Race Against Time—and Impending Demolition

EPPA’s founders felt that the time was now to take action on this critical issue as the City of East Point has in recent months issued a Request for Proposals (RFP) for “a Multi-Purpose Government Complex” which calls for the tearing down of several—if not all—of the existing buildings.  One possible approach described in the RFP describes the construction of a large, new City Hall complex built around the existing Auditorium while the other calls for the demolition of all three historic buildings to make way for the proposed Government Complex.


EPPA does not necessarily oppose the construction of additional office space for City staff and facilities but believes that any such new structure could easily be built adjacent to the existing buildings, giving East Point the best of both worlds.

EPPA had requested permission to conduct tours of the buildings—all of which were built with public funds from 1931-1939—for citizens to witness first-hand the historic flavor and beauty of these structures as well as the extent of the damage they have suffered to date.  However, upon receipt of this request for access, the City announced it was condemning the Auditorium and forbidding any public entry “due to various serious health and safety issues.”  Signage announcing the condemnation of the Auditorium was promptly posted on the building this week.

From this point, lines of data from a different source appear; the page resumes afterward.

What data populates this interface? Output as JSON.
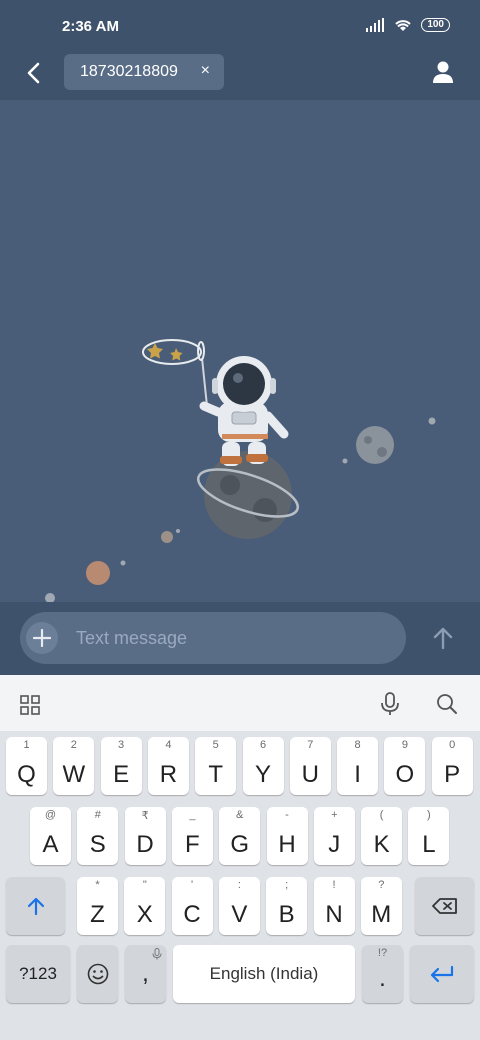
{
  "status_bar": {
    "time": "2:36 AM",
    "battery": "100"
  },
  "header": {
    "recipient": "18730218809",
    "remove_symbol": "×"
  },
  "composer": {
    "placeholder": "Text message"
  },
  "keyboard": {
    "row1": [
      {
        "main": "Q",
        "sub": "1"
      },
      {
        "main": "W",
        "sub": "2"
      },
      {
        "main": "E",
        "sub": "3"
      },
      {
        "main": "R",
        "sub": "4"
      },
      {
        "main": "T",
        "sub": "5"
      },
      {
        "main": "Y",
        "sub": "6"
      },
      {
        "main": "U",
        "sub": "7"
      },
      {
        "main": "I",
        "sub": "8"
      },
      {
        "main": "O",
        "sub": "9"
      },
      {
        "main": "P",
        "sub": "0"
      }
    ],
    "row2": [
      {
        "main": "A",
        "sub": "@"
      },
      {
        "main": "S",
        "sub": "#"
      },
      {
        "main": "D",
        "sub": "₹"
      },
      {
        "main": "F",
        "sub": "_"
      },
      {
        "main": "G",
        "sub": "&"
      },
      {
        "main": "H",
        "sub": "-"
      },
      {
        "main": "J",
        "sub": "+"
      },
      {
        "main": "K",
        "sub": "("
      },
      {
        "main": "L",
        "sub": ")"
      }
    ],
    "row3": [
      {
        "main": "Z",
        "sub": "*"
      },
      {
        "main": "X",
        "sub": "\""
      },
      {
        "main": "C",
        "sub": "'"
      },
      {
        "main": "V",
        "sub": ":"
      },
      {
        "main": "B",
        "sub": ";"
      },
      {
        "main": "N",
        "sub": "!"
      },
      {
        "main": "M",
        "sub": "?"
      }
    ],
    "symbols_label": "?123",
    "comma": ",",
    "period": ".",
    "period_sub": "!?",
    "space_label": "English (India)"
  },
  "colors": {
    "accent": "#1a73e8",
    "background": "#4a5d78",
    "bar": "#3f526b"
  }
}
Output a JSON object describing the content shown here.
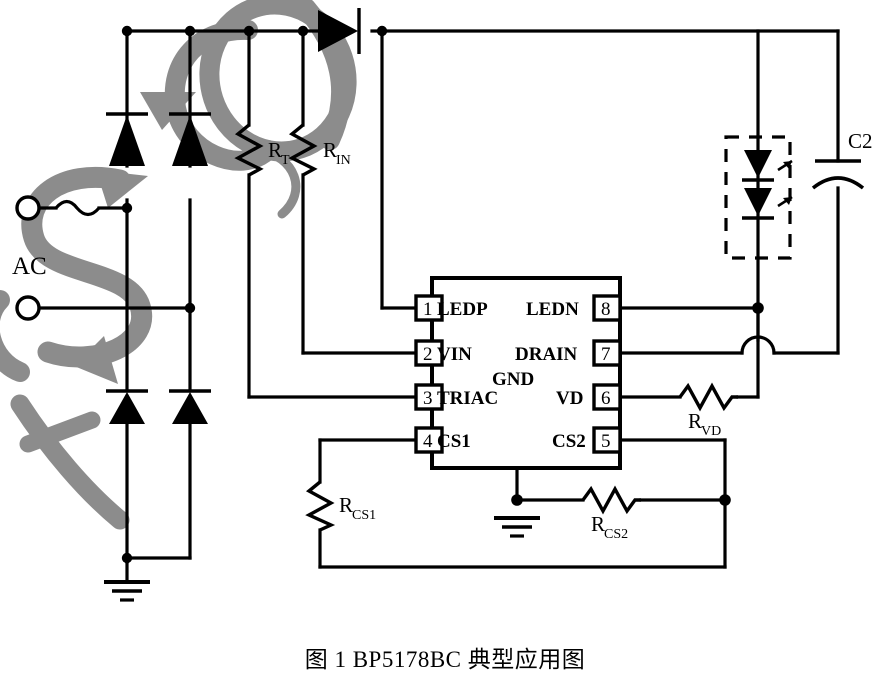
{
  "caption": "图 1  BP5178BC 典型应用图",
  "watermark": {
    "text": "S.COM",
    "color": "#8c8c8c"
  },
  "colors": {
    "wire": "#000000",
    "background": "#ffffff",
    "watermark": "#8c8c8c"
  },
  "source": {
    "label": "AC",
    "terminal_top": "ac-terminal-top",
    "terminal_bottom": "ac-terminal-bottom",
    "fuse": "fuse"
  },
  "ic": {
    "left_pins": [
      {
        "number": "1",
        "name": "LEDP"
      },
      {
        "number": "2",
        "name": "VIN"
      },
      {
        "number": "3",
        "name": "TRIAC"
      },
      {
        "number": "4",
        "name": "CS1"
      }
    ],
    "right_pins": [
      {
        "number": "8",
        "name": "LEDN"
      },
      {
        "number": "7",
        "name": "DRAIN"
      },
      {
        "number": "6",
        "name": "VD"
      },
      {
        "number": "5",
        "name": "CS2"
      }
    ],
    "center_label": "GND"
  },
  "components": {
    "rt": {
      "label": "R",
      "sub": "T"
    },
    "rin": {
      "label": "R",
      "sub": "IN"
    },
    "rvd": {
      "label": "R",
      "sub": "VD"
    },
    "rcs1": {
      "label": "R",
      "sub": "CS1"
    },
    "rcs2": {
      "label": "R",
      "sub": "CS2"
    },
    "c2": {
      "label": "C2"
    }
  },
  "elements": {
    "bridge_diode_1": "bridge-rectifier-diode-upper-left",
    "bridge_diode_2": "bridge-rectifier-diode-upper-right",
    "bridge_diode_3": "bridge-rectifier-diode-lower-left",
    "bridge_diode_4": "bridge-rectifier-diode-lower-right",
    "series_diode": "series-blocking-diode",
    "led_string": "led-load-string",
    "ground_main": "ground-symbol-input",
    "ground_ic": "ground-symbol-ic"
  }
}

“We are extremely disappointed by the City’s actions regarding the Auditorium,” says Laura Borders, longtime East Point resident and co-founder of her neighborhood association. “The buildings were in use as recently as three years ago and public tours were conducted in 2009. What changed so suddenly to warrant this action?”

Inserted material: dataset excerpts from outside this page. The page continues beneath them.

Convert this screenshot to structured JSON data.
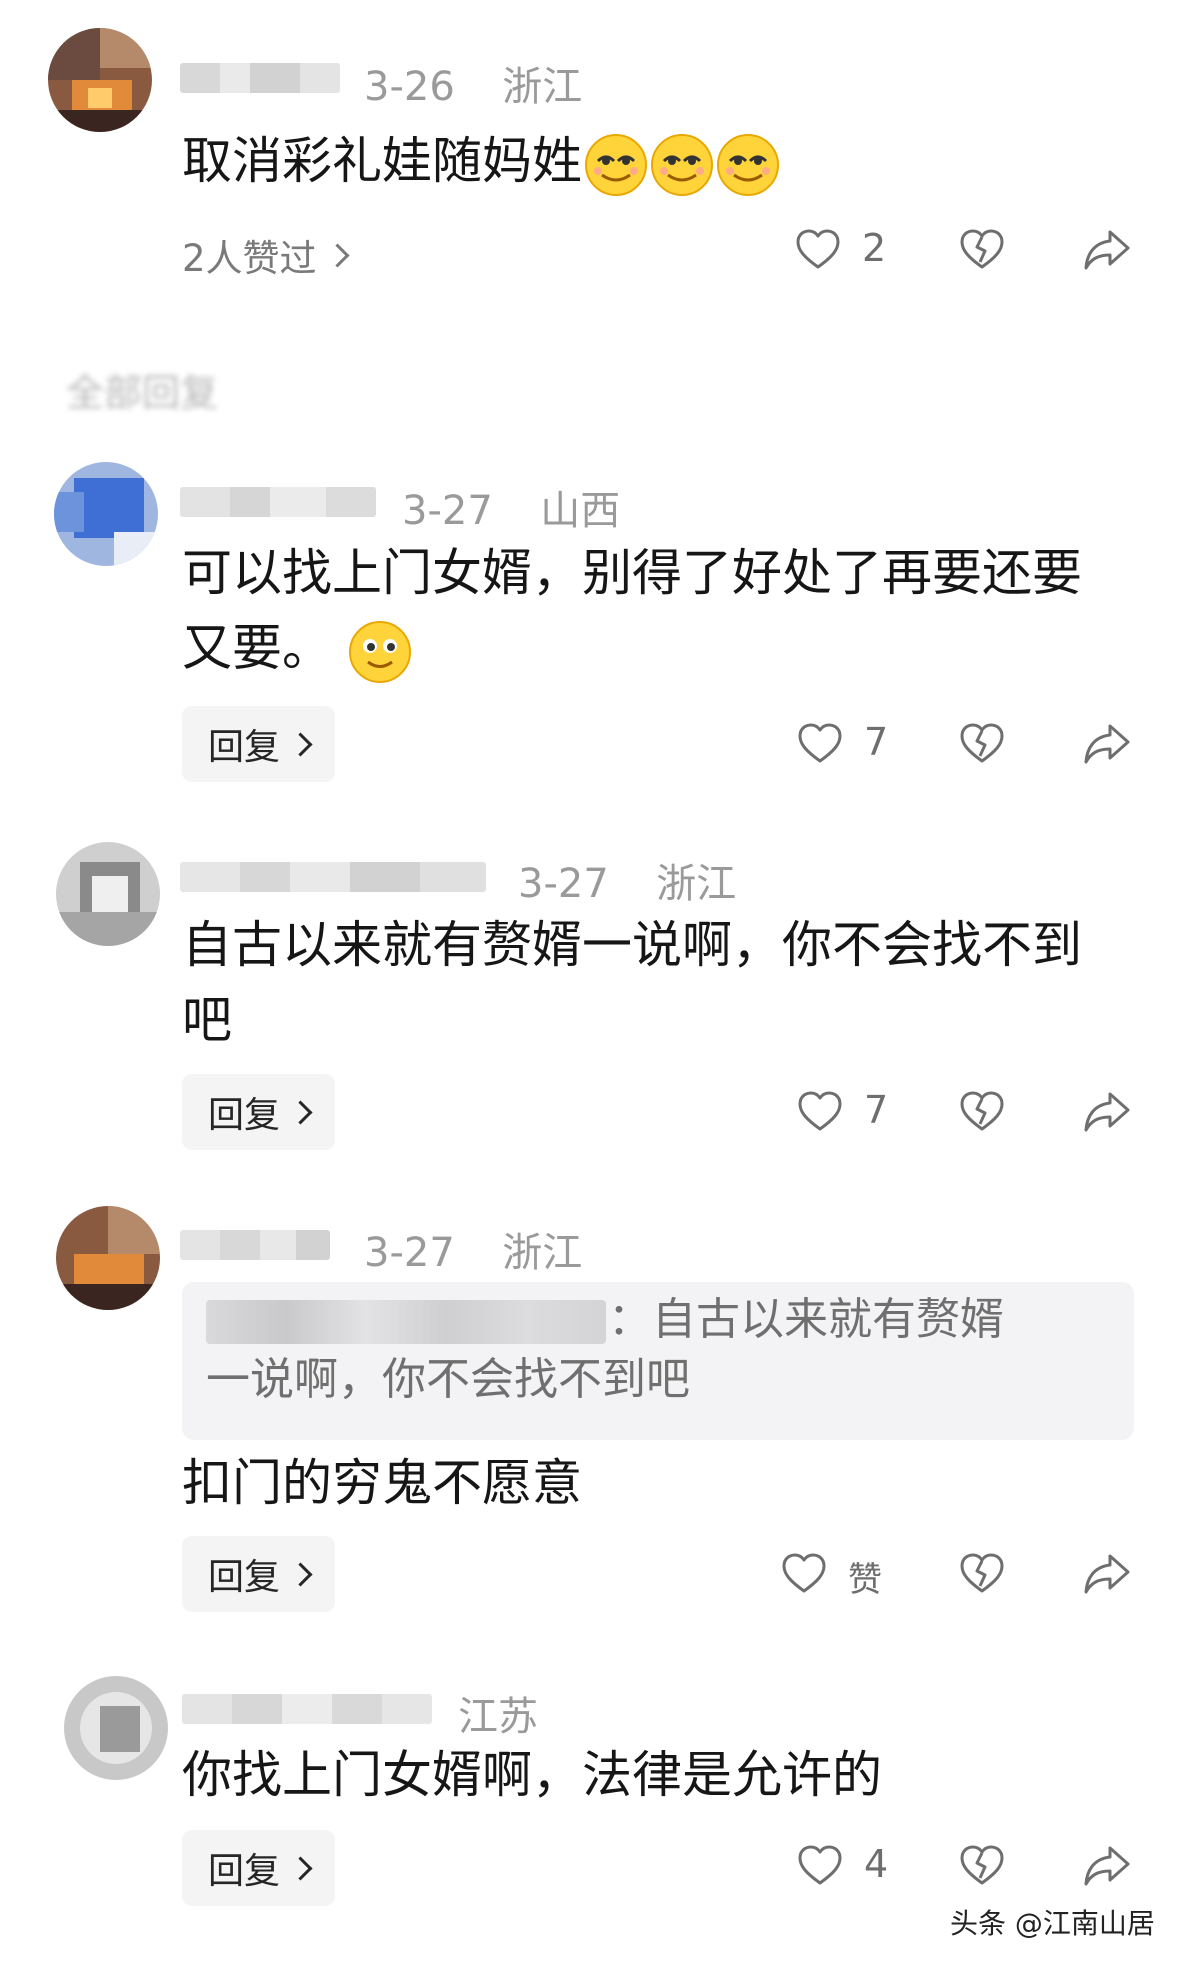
{
  "colors": {
    "text": "#161616",
    "meta": "#9a9a9a",
    "icon": "#6e6e6e",
    "button_bg": "#f4f4f4",
    "quote_bg": "#f3f3f5"
  },
  "main_comment": {
    "date": "3-26",
    "location": "浙江",
    "text": "取消彩礼娃随妈姓",
    "emojis": [
      "smirk-emoji",
      "smirk-emoji",
      "smirk-emoji"
    ],
    "likers_text": "2人赞过",
    "like_count": "2"
  },
  "section": {
    "title": "全部回复"
  },
  "replies": [
    {
      "date": "3-27",
      "location": "山西",
      "text_line1": "可以找上门女婿，别得了好处了再要还要",
      "text_line2": "又要。",
      "emoji": "smile-emoji",
      "reply_label": "回复",
      "like_count": "7"
    },
    {
      "date": "3-27",
      "location": "浙江",
      "text_line1": "自古以来就有赘婿一说啊，你不会找不到",
      "text_line2": "吧",
      "reply_label": "回复",
      "like_count": "7"
    },
    {
      "date": "3-27",
      "location": "浙江",
      "quote_line1": "：自古以来就有赘婿",
      "quote_line2": "一说啊，你不会找不到吧",
      "text_line1": "扣门的穷鬼不愿意",
      "reply_label": "回复",
      "like_count": "赞"
    },
    {
      "date": "",
      "location": "江苏",
      "text_line1": "你找上门女婿啊，法律是允许的",
      "reply_label": "回复",
      "like_count": "4"
    }
  ],
  "watermark": "头条 @江南山居"
}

Buildings Date to 1930s, Bear Witness to FDR’s New Deal

East Point’s City Hall, which is still in use as offices for City staff and the Mayor, is among the City’s most distinct structures.  With its white-columned porch and clock tower, City Hall dates to 1931 and reflects a mix of the antebellum and Federal Revival styles popular at the time.  It houses the old Council Chambers where countless public meetings were held, shaping the destiny of East Point. 

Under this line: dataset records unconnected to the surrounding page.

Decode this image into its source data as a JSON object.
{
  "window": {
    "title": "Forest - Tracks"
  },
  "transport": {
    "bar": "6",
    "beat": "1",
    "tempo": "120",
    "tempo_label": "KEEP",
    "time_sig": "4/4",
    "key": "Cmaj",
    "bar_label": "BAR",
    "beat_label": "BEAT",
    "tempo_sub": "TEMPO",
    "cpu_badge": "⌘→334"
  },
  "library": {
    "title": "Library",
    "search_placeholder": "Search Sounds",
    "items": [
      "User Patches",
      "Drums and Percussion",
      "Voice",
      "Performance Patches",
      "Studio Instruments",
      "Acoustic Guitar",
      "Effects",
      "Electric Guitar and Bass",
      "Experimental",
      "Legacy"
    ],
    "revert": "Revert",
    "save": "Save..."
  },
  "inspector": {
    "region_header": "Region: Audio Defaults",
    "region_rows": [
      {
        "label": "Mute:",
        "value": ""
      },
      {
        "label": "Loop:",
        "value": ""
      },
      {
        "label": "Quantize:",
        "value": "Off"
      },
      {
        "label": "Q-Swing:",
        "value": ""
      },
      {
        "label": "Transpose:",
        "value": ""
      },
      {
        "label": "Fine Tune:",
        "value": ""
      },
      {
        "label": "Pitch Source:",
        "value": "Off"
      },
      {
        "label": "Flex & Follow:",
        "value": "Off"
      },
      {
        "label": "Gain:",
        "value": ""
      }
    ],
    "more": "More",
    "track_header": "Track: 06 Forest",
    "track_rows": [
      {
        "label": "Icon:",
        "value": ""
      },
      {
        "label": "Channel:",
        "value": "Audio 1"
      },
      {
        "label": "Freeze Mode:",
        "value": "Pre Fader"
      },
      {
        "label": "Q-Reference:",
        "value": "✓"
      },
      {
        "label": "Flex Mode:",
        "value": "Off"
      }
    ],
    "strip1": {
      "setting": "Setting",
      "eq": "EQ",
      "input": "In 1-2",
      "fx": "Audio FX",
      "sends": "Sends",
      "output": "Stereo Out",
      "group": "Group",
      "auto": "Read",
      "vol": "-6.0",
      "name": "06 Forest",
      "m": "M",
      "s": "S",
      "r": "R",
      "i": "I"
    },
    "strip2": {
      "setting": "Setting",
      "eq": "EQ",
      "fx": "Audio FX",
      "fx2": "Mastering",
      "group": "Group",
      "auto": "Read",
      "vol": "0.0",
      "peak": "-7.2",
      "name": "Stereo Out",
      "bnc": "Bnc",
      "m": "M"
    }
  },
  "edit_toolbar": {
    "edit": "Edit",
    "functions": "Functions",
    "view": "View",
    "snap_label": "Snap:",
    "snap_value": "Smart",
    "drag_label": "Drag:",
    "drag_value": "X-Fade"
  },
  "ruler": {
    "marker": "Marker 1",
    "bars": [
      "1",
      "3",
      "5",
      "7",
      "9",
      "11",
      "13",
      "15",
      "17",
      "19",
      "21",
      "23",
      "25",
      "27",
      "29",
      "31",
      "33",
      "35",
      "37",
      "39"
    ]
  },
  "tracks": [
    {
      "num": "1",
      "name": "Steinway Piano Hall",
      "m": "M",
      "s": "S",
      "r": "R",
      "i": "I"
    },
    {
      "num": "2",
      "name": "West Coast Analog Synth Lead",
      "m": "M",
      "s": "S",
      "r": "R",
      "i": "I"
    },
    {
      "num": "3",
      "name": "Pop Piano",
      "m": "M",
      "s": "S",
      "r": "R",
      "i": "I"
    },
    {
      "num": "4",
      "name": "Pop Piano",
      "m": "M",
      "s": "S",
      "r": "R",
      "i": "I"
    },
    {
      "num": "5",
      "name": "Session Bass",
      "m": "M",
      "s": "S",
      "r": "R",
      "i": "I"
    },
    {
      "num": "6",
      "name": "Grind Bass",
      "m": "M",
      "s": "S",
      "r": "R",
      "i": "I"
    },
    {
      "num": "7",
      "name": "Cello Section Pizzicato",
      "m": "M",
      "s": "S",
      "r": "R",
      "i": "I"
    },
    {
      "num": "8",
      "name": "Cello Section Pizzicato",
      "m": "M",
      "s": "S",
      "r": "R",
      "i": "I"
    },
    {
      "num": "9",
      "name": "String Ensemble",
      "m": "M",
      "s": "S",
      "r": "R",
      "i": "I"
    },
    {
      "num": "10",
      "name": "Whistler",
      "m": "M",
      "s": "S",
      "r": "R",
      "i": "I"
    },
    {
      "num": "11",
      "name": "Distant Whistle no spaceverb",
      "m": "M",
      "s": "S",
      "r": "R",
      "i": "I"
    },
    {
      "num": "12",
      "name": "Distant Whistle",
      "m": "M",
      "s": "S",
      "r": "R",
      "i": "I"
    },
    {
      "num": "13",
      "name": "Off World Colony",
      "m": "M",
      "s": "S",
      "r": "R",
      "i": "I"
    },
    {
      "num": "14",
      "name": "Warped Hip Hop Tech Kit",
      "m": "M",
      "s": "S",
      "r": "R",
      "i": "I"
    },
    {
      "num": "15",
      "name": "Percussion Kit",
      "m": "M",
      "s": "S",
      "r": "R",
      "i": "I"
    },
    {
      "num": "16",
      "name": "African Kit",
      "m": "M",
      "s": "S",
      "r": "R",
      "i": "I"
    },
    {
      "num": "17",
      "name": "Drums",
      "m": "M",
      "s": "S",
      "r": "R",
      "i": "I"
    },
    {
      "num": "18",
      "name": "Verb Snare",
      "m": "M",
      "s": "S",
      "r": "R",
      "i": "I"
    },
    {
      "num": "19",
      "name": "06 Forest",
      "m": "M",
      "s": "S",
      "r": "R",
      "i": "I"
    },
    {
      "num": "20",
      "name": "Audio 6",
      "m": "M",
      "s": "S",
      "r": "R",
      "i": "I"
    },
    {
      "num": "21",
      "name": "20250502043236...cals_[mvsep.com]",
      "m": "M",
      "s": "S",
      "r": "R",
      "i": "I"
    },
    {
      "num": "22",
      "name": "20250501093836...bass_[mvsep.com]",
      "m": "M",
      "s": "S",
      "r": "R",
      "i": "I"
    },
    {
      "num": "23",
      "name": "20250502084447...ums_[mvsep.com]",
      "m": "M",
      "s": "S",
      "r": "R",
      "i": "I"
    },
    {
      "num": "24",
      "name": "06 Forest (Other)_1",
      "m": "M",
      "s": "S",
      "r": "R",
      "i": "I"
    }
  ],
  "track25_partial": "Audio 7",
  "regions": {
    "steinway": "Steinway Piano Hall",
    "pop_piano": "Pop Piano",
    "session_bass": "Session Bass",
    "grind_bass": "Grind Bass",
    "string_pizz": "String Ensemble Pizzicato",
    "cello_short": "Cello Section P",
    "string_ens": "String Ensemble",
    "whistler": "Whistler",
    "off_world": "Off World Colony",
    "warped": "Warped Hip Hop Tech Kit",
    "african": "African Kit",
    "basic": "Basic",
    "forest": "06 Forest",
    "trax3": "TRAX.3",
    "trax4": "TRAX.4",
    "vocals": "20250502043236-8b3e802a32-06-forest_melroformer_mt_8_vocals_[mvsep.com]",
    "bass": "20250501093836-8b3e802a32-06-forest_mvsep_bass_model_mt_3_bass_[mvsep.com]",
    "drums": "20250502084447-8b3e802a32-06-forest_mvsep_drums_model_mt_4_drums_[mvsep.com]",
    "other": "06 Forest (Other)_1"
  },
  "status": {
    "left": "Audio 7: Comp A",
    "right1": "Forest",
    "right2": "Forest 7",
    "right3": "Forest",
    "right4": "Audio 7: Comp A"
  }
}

Immediately behind City Hall is the City Auditorium, built at the same time and witness to decades of City gatherings, musical performances, theatrical productions, high school graduations and other precious moments in the life of the City.  The Auditorium had been used to hold City Council meetings until very recently when those were moved to a much smaller space at the Jefferson Station complex, where citizens are routinely turned away due to over-crowding in the meeting space.  The building’s architectural style matches that of City Hall and features Palladian windows, decorative swags and medallions along the walls, and a large stage suitable for a variety of uses.  Most of the damage the Auditorium has suffered has been the result of an unrepaired roof, which the City has failed to cover even with a tarp.

Just behind the Auditorium and facing Victory Park (dedicated to East Point citizens who have given their lives in service to the country) is the old City Library, closed for many years and now used simply for storage.  The Federal Revival-style structure bears a brass plaque attesting to its construction as part of President Franklin D. Roosevelt’s Federal Emergency Administration of Public Works (FEAPW) in 1939. (FEAPW—a core element of FDR’s New Deal which put countless Americans back to work following the Great Depression—was renamed the Public Works Administration shortly after the Library’s construction in 1939.)  Almost all of the Library’s original features remain intact, including the dark wood bookcases, shelving, and lovely Adam’s style fireplace mantels.  Another prominent feature of the building are the numerous Art Deco-style lighting fixtures which grace the buildings common rooms.

“These structures will require money to restore and reopen, and we know that,” says Natalie Topeka, downtown East Point business owner and resident. “But they are well worth saving as they hold an intangible value that transcends cost issues.  You can’t easily put a price on a community’s history—and that’s what we are fighting to preserve here.”